Сперва я, конечно, опять упал духом. Решил, что это издевательство надо мною лично и над моим шестым чувством. Не за этим я из Ленинграда в Берлин шел, чтобы здесь немцам продовольственные карточки раздавать. Хлеба по ним положено на день сто пятьдесят – двести граммов. Мяса – двадцать пять. Картофеля – четыреста. Сахару – десять. И еще кофе настоящего на день по два грамма!
Прочитали мне в комендатуре эти карточки в переводе на наш язык, я и обомлел. Вот бы, думаю, ленинградцам в блокаде такие нормы иметь! Да плюс еще жиры, про которые я упустил сказать. Не поумирали бы тогда с голоду наши героические люди… И сколько же, думаю, ради того, чтобы доставить ленинградцам по кусочку хлеба и сахара, наших товарищей-бойцов и командиров полегло на Дороге жизни?! А теперь я, ленинградский защитник, дважды свою кровь проливавший при прорыве блокады да при снятии ее, буду тем же немцам хлеб, да мясо, да картошку, да кофе своими руками подавать?! За что же, думаю, именно на меня такая диалектика свалилась?! Прямо-таки горевал я и чуть не плакал.

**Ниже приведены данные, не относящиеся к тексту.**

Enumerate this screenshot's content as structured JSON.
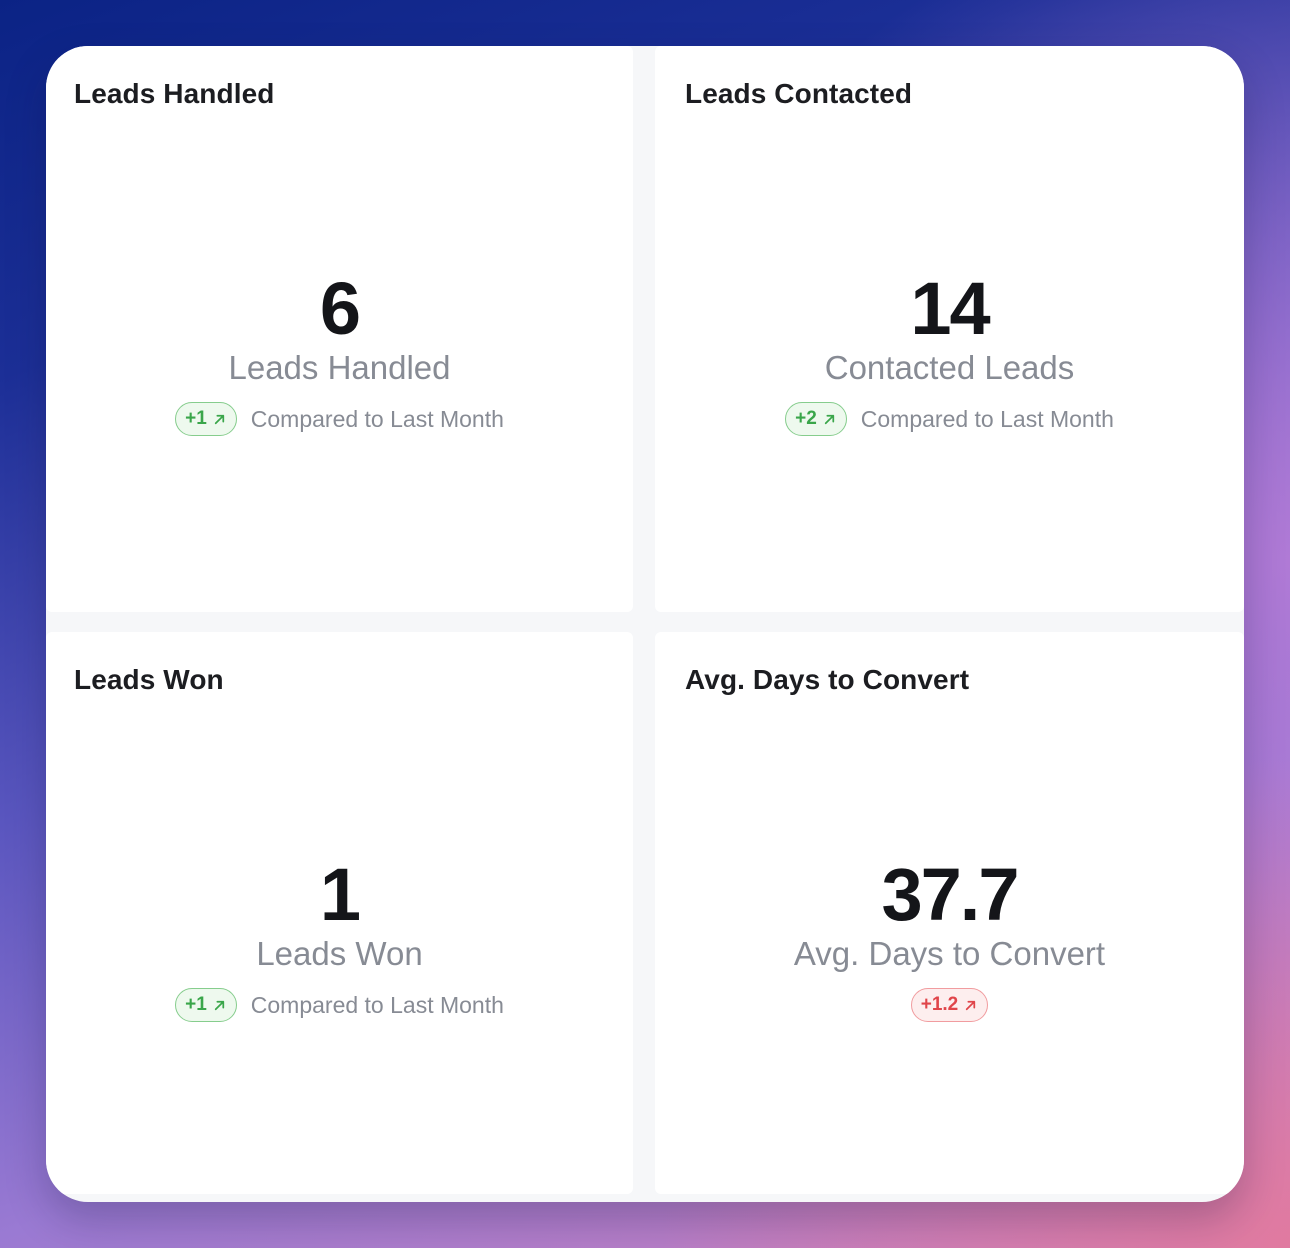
{
  "cards": [
    {
      "title": "Leads Handled",
      "value": "6",
      "label": "Leads Handled",
      "badge": "+1",
      "badge_tone": "positive",
      "compare": "Compared to Last Month"
    },
    {
      "title": "Leads Contacted",
      "value": "14",
      "label": "Contacted Leads",
      "badge": "+2",
      "badge_tone": "positive",
      "compare": "Compared to Last Month"
    },
    {
      "title": "Leads Won",
      "value": "1",
      "label": "Leads Won",
      "badge": "+1",
      "badge_tone": "positive",
      "compare": "Compared to Last Month"
    },
    {
      "title": "Avg. Days to Convert",
      "value": "37.7",
      "label": "Avg. Days to Convert",
      "badge": "+1.2",
      "badge_tone": "negative",
      "compare": ""
    }
  ],
  "icons": {
    "badge_arrow": "arrow-up-right-icon"
  },
  "colors": {
    "positive": "#3aa64a",
    "negative": "#e0454a"
  }
}
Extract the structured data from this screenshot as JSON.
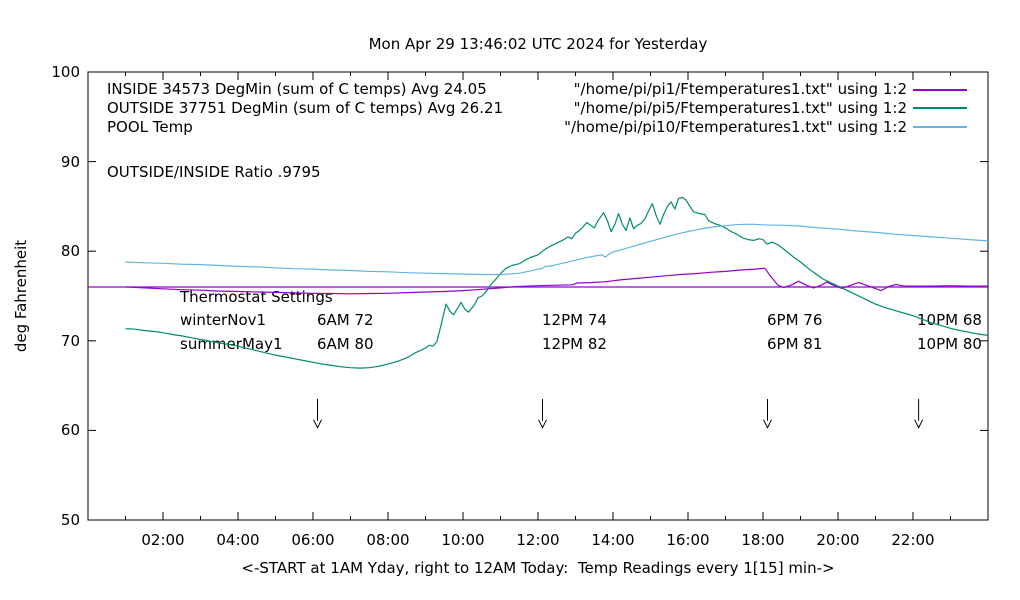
{
  "title": "Mon Apr 29 13:46:02 UTC 2024 for Yesterday",
  "legend": {
    "rows": [
      {
        "label": "INSIDE 34573 DegMin (sum of C temps) Avg 24.05",
        "source": "\"/home/pi/pi1/Ftemperatures1.txt\" using 1:2",
        "color": "#9400d3"
      },
      {
        "label": "OUTSIDE 37751 DegMin (sum of C temps) Avg 26.21",
        "source": "\"/home/pi/pi5/Ftemperatures1.txt\" using 1:2",
        "color": "#008c6e"
      },
      {
        "label": "POOL Temp",
        "source": "\"/home/pi/pi10/Ftemperatures1.txt\" using 1:2",
        "color": "#63b5e6"
      }
    ]
  },
  "annotations": {
    "ratio_text": "OUTSIDE/INSIDE Ratio .9795",
    "thermostat": {
      "heading": "Thermostat Settings",
      "rows": [
        {
          "name": "winterNov1",
          "settings": [
            "6AM 72",
            "12PM 74",
            "6PM 76",
            "10PM 68"
          ]
        },
        {
          "name": "summerMay1",
          "settings": [
            "6AM 80",
            "12PM 82",
            "6PM 81",
            "10PM 80"
          ]
        }
      ]
    }
  },
  "axes": {
    "ylabel": "deg Fahrenheit",
    "xlabel": "<-START at 1AM Yday, right to 12AM Today:  Temp Readings every 1[15] min->",
    "yticks": [
      {
        "v": 100,
        "label": "100"
      },
      {
        "v": 90,
        "label": "90"
      },
      {
        "v": 80,
        "label": "80"
      },
      {
        "v": 70,
        "label": "70"
      },
      {
        "v": 60,
        "label": "60"
      },
      {
        "v": 50,
        "label": "50"
      }
    ],
    "xticks": [
      {
        "t": 2,
        "label": "02:00"
      },
      {
        "t": 4,
        "label": "04:00"
      },
      {
        "t": 6,
        "label": "06:00"
      },
      {
        "t": 8,
        "label": "08:00"
      },
      {
        "t": 10,
        "label": "10:00"
      },
      {
        "t": 12,
        "label": "12:00"
      },
      {
        "t": 14,
        "label": "14:00"
      },
      {
        "t": 16,
        "label": "16:00"
      },
      {
        "t": 18,
        "label": "18:00"
      },
      {
        "t": 20,
        "label": "20:00"
      },
      {
        "t": 22,
        "label": "22:00"
      }
    ]
  },
  "chart_data": {
    "type": "line",
    "title": "Mon Apr 29 13:46:02 UTC 2024 for Yesterday",
    "xlabel": "<-START at 1AM Yday, right to 12AM Today:  Temp Readings every 1[15] min->",
    "ylabel": "deg Fahrenheit",
    "x_unit": "hour of day; 1 = 1AM yesterday, 24 = 12AM today",
    "xlim": [
      0,
      24
    ],
    "ylim": [
      50,
      100
    ],
    "grid": false,
    "legend_position": "top inside",
    "arrows_at_hours": [
      6.12,
      12.12,
      18.12,
      22.15
    ],
    "arrow_y_range_F": [
      63.5,
      60.3
    ],
    "series": [
      {
        "id": "inside",
        "name": "INSIDE 34573 DegMin (sum of C temps) Avg 24.05",
        "color": "#9400d3",
        "points": [
          [
            1,
            76
          ],
          [
            1.5,
            75.9
          ],
          [
            2,
            75.8
          ],
          [
            2.5,
            75.7
          ],
          [
            3,
            75.65
          ],
          [
            3.5,
            75.55
          ],
          [
            4,
            75.5
          ],
          [
            4.5,
            75.45
          ],
          [
            5,
            75.4
          ],
          [
            5.5,
            75.35
          ],
          [
            6,
            75.3
          ],
          [
            6.5,
            75.28
          ],
          [
            7,
            75.25
          ],
          [
            7.5,
            75.28
          ],
          [
            8,
            75.3
          ],
          [
            8.5,
            75.38
          ],
          [
            9,
            75.45
          ],
          [
            9.5,
            75.5
          ],
          [
            10,
            75.6
          ],
          [
            10.5,
            75.75
          ],
          [
            11,
            75.9
          ],
          [
            11.4,
            76.05
          ],
          [
            12,
            76.15
          ],
          [
            12.5,
            76.2
          ],
          [
            12.9,
            76.25
          ],
          [
            13.05,
            76.45
          ],
          [
            13.4,
            76.5
          ],
          [
            13.8,
            76.6
          ],
          [
            14.2,
            76.8
          ],
          [
            14.6,
            76.95
          ],
          [
            15,
            77.1
          ],
          [
            15.4,
            77.25
          ],
          [
            15.8,
            77.4
          ],
          [
            16.2,
            77.5
          ],
          [
            16.6,
            77.65
          ],
          [
            17,
            77.75
          ],
          [
            17.4,
            77.9
          ],
          [
            17.8,
            78
          ],
          [
            18.05,
            78.1
          ],
          [
            18.2,
            77.2
          ],
          [
            18.4,
            76.2
          ],
          [
            18.55,
            75.95
          ],
          [
            18.75,
            76.2
          ],
          [
            18.95,
            76.65
          ],
          [
            19.15,
            76.2
          ],
          [
            19.35,
            75.9
          ],
          [
            19.55,
            76.2
          ],
          [
            19.7,
            76.55
          ],
          [
            19.9,
            76.15
          ],
          [
            20.1,
            75.85
          ],
          [
            20.35,
            76.2
          ],
          [
            20.55,
            76.5
          ],
          [
            20.75,
            76.2
          ],
          [
            20.95,
            75.9
          ],
          [
            21.15,
            75.6
          ],
          [
            21.35,
            76.05
          ],
          [
            21.55,
            76.3
          ],
          [
            21.75,
            76.1
          ],
          [
            22,
            76.1
          ],
          [
            22.5,
            76.1
          ],
          [
            23,
            76.15
          ],
          [
            23.5,
            76.1
          ],
          [
            24,
            76.1
          ]
        ]
      },
      {
        "id": "inside-baseline",
        "name": "INSIDE flat reference at 76 F",
        "color": "#9400d3",
        "points": [
          [
            0,
            76
          ],
          [
            24,
            76
          ]
        ]
      },
      {
        "id": "outside",
        "name": "OUTSIDE 37751 DegMin (sum of C temps) Avg 26.21",
        "color": "#008c6e",
        "points": [
          [
            1,
            71.35
          ],
          [
            1.25,
            71.3
          ],
          [
            1.5,
            71.15
          ],
          [
            1.75,
            71.05
          ],
          [
            2,
            70.9
          ],
          [
            2.25,
            70.7
          ],
          [
            2.5,
            70.55
          ],
          [
            2.75,
            70.35
          ],
          [
            3,
            70.15
          ],
          [
            3.25,
            69.95
          ],
          [
            3.5,
            69.75
          ],
          [
            3.75,
            69.6
          ],
          [
            4,
            69.4
          ],
          [
            4.25,
            69.15
          ],
          [
            4.5,
            68.9
          ],
          [
            4.75,
            68.65
          ],
          [
            5,
            68.4
          ],
          [
            5.25,
            68.2
          ],
          [
            5.5,
            68
          ],
          [
            5.75,
            67.8
          ],
          [
            6,
            67.6
          ],
          [
            6.25,
            67.4
          ],
          [
            6.5,
            67.25
          ],
          [
            6.75,
            67.1
          ],
          [
            7,
            67
          ],
          [
            7.25,
            66.95
          ],
          [
            7.5,
            67
          ],
          [
            7.75,
            67.15
          ],
          [
            8,
            67.4
          ],
          [
            8.25,
            67.7
          ],
          [
            8.5,
            68.1
          ],
          [
            8.75,
            68.7
          ],
          [
            9,
            69.2
          ],
          [
            9.1,
            69.5
          ],
          [
            9.2,
            69.4
          ],
          [
            9.3,
            69.9
          ],
          [
            9.4,
            71.5
          ],
          [
            9.5,
            73.3
          ],
          [
            9.55,
            74.1
          ],
          [
            9.65,
            73.3
          ],
          [
            9.75,
            72.9
          ],
          [
            9.85,
            73.6
          ],
          [
            9.95,
            74.3
          ],
          [
            10.05,
            73.5
          ],
          [
            10.15,
            73.2
          ],
          [
            10.3,
            74
          ],
          [
            10.4,
            74.8
          ],
          [
            10.5,
            75
          ],
          [
            10.6,
            75.4
          ],
          [
            10.75,
            76.3
          ],
          [
            10.9,
            77
          ],
          [
            11,
            77.5
          ],
          [
            11.15,
            78.1
          ],
          [
            11.3,
            78.4
          ],
          [
            11.5,
            78.6
          ],
          [
            11.65,
            79
          ],
          [
            11.8,
            79.3
          ],
          [
            12,
            79.6
          ],
          [
            12.15,
            80.1
          ],
          [
            12.3,
            80.5
          ],
          [
            12.5,
            80.9
          ],
          [
            12.65,
            81.2
          ],
          [
            12.8,
            81.6
          ],
          [
            12.9,
            81.4
          ],
          [
            13,
            82
          ],
          [
            13.1,
            82.3
          ],
          [
            13.2,
            82.7
          ],
          [
            13.3,
            83.2
          ],
          [
            13.4,
            82.9
          ],
          [
            13.5,
            82.6
          ],
          [
            13.6,
            83.4
          ],
          [
            13.75,
            84.3
          ],
          [
            13.85,
            83.4
          ],
          [
            13.95,
            82.2
          ],
          [
            14.05,
            83
          ],
          [
            14.15,
            84.2
          ],
          [
            14.25,
            83
          ],
          [
            14.35,
            82.3
          ],
          [
            14.45,
            83.7
          ],
          [
            14.55,
            82.5
          ],
          [
            14.65,
            82.9
          ],
          [
            14.75,
            83.1
          ],
          [
            14.85,
            83.6
          ],
          [
            14.95,
            84.5
          ],
          [
            15.05,
            85.3
          ],
          [
            15.15,
            84
          ],
          [
            15.25,
            83
          ],
          [
            15.35,
            84.1
          ],
          [
            15.45,
            85
          ],
          [
            15.55,
            85.5
          ],
          [
            15.65,
            84.7
          ],
          [
            15.75,
            85.9
          ],
          [
            15.85,
            86
          ],
          [
            15.95,
            85.7
          ],
          [
            16.05,
            85
          ],
          [
            16.15,
            84.4
          ],
          [
            16.3,
            84.2
          ],
          [
            16.45,
            84.1
          ],
          [
            16.55,
            83.4
          ],
          [
            16.7,
            83.1
          ],
          [
            16.85,
            82.9
          ],
          [
            17,
            82.6
          ],
          [
            17.15,
            82.2
          ],
          [
            17.3,
            81.9
          ],
          [
            17.45,
            81.5
          ],
          [
            17.6,
            81.3
          ],
          [
            17.75,
            81.2
          ],
          [
            17.9,
            81.4
          ],
          [
            18,
            81.3
          ],
          [
            18.1,
            80.8
          ],
          [
            18.25,
            81
          ],
          [
            18.4,
            80.7
          ],
          [
            18.5,
            80.4
          ],
          [
            18.65,
            79.9
          ],
          [
            18.8,
            79.4
          ],
          [
            19,
            78.8
          ],
          [
            19.2,
            78.1
          ],
          [
            19.4,
            77.5
          ],
          [
            19.6,
            76.9
          ],
          [
            19.8,
            76.5
          ],
          [
            20,
            76.1
          ],
          [
            20.25,
            75.6
          ],
          [
            20.5,
            75.1
          ],
          [
            20.75,
            74.6
          ],
          [
            21,
            74.1
          ],
          [
            21.25,
            73.7
          ],
          [
            21.5,
            73.4
          ],
          [
            21.75,
            73.1
          ],
          [
            22,
            72.8
          ],
          [
            22.25,
            72.4
          ],
          [
            22.5,
            72
          ],
          [
            22.75,
            71.7
          ],
          [
            23,
            71.4
          ],
          [
            23.25,
            71.15
          ],
          [
            23.5,
            70.95
          ],
          [
            23.75,
            70.75
          ],
          [
            24,
            70.6
          ]
        ]
      },
      {
        "id": "pool",
        "name": "POOL Temp",
        "color": "#63b5e6",
        "points": [
          [
            1,
            78.8
          ],
          [
            1.5,
            78.7
          ],
          [
            2,
            78.65
          ],
          [
            2.5,
            78.55
          ],
          [
            3,
            78.5
          ],
          [
            3.5,
            78.4
          ],
          [
            4,
            78.3
          ],
          [
            4.5,
            78.25
          ],
          [
            5,
            78.15
          ],
          [
            5.5,
            78.05
          ],
          [
            6,
            78
          ],
          [
            6.5,
            77.9
          ],
          [
            7,
            77.85
          ],
          [
            7.5,
            77.75
          ],
          [
            8,
            77.7
          ],
          [
            8.5,
            77.6
          ],
          [
            9,
            77.55
          ],
          [
            9.5,
            77.5
          ],
          [
            10,
            77.45
          ],
          [
            10.5,
            77.4
          ],
          [
            11,
            77.4
          ],
          [
            11.25,
            77.45
          ],
          [
            11.5,
            77.55
          ],
          [
            11.75,
            77.75
          ],
          [
            12,
            78
          ],
          [
            12.1,
            78.05
          ],
          [
            12.2,
            78.3
          ],
          [
            12.35,
            78.35
          ],
          [
            12.5,
            78.5
          ],
          [
            12.75,
            78.75
          ],
          [
            13,
            79
          ],
          [
            13.25,
            79.25
          ],
          [
            13.5,
            79.45
          ],
          [
            13.7,
            79.6
          ],
          [
            13.8,
            79.35
          ],
          [
            13.9,
            79.7
          ],
          [
            14,
            79.9
          ],
          [
            14.25,
            80.2
          ],
          [
            14.5,
            80.5
          ],
          [
            14.75,
            80.8
          ],
          [
            15,
            81.1
          ],
          [
            15.25,
            81.4
          ],
          [
            15.5,
            81.7
          ],
          [
            15.75,
            81.95
          ],
          [
            16,
            82.2
          ],
          [
            16.25,
            82.4
          ],
          [
            16.5,
            82.6
          ],
          [
            16.75,
            82.75
          ],
          [
            17,
            82.85
          ],
          [
            17.25,
            82.95
          ],
          [
            17.5,
            83
          ],
          [
            17.75,
            83
          ],
          [
            18,
            82.95
          ],
          [
            18.25,
            82.9
          ],
          [
            18.5,
            82.9
          ],
          [
            19,
            82.8
          ],
          [
            19.5,
            82.6
          ],
          [
            20,
            82.45
          ],
          [
            20.5,
            82.25
          ],
          [
            21,
            82.1
          ],
          [
            21.5,
            81.9
          ],
          [
            22,
            81.75
          ],
          [
            22.5,
            81.6
          ],
          [
            23,
            81.45
          ],
          [
            23.5,
            81.3
          ],
          [
            24,
            81.15
          ]
        ]
      }
    ]
  }
}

Как однако ни странно – именно в исполнении этой карточной системы нашел я наконец удовлетворение своему шестому чувству – чувству суровой мести.
Поступать я стал так. С утра, бывало, начищу до солнечного блеска свою медаль «За оборону Ленинграда» и иду по указанным квартирам. Захожу, говорю:
– Гутен морген, гутен таг!
У всех немцев, которые в квартире есть, сразу в глазах настороженный вопрос возникает: зачем, мол, этот солдат с автоматом к нам пожаловал?
А я, как только войду в комнату, на медаль свою указываю и произношу:
– Ленинград.
И тут же выдаю каждому немецкому едоку продовольственную карточку.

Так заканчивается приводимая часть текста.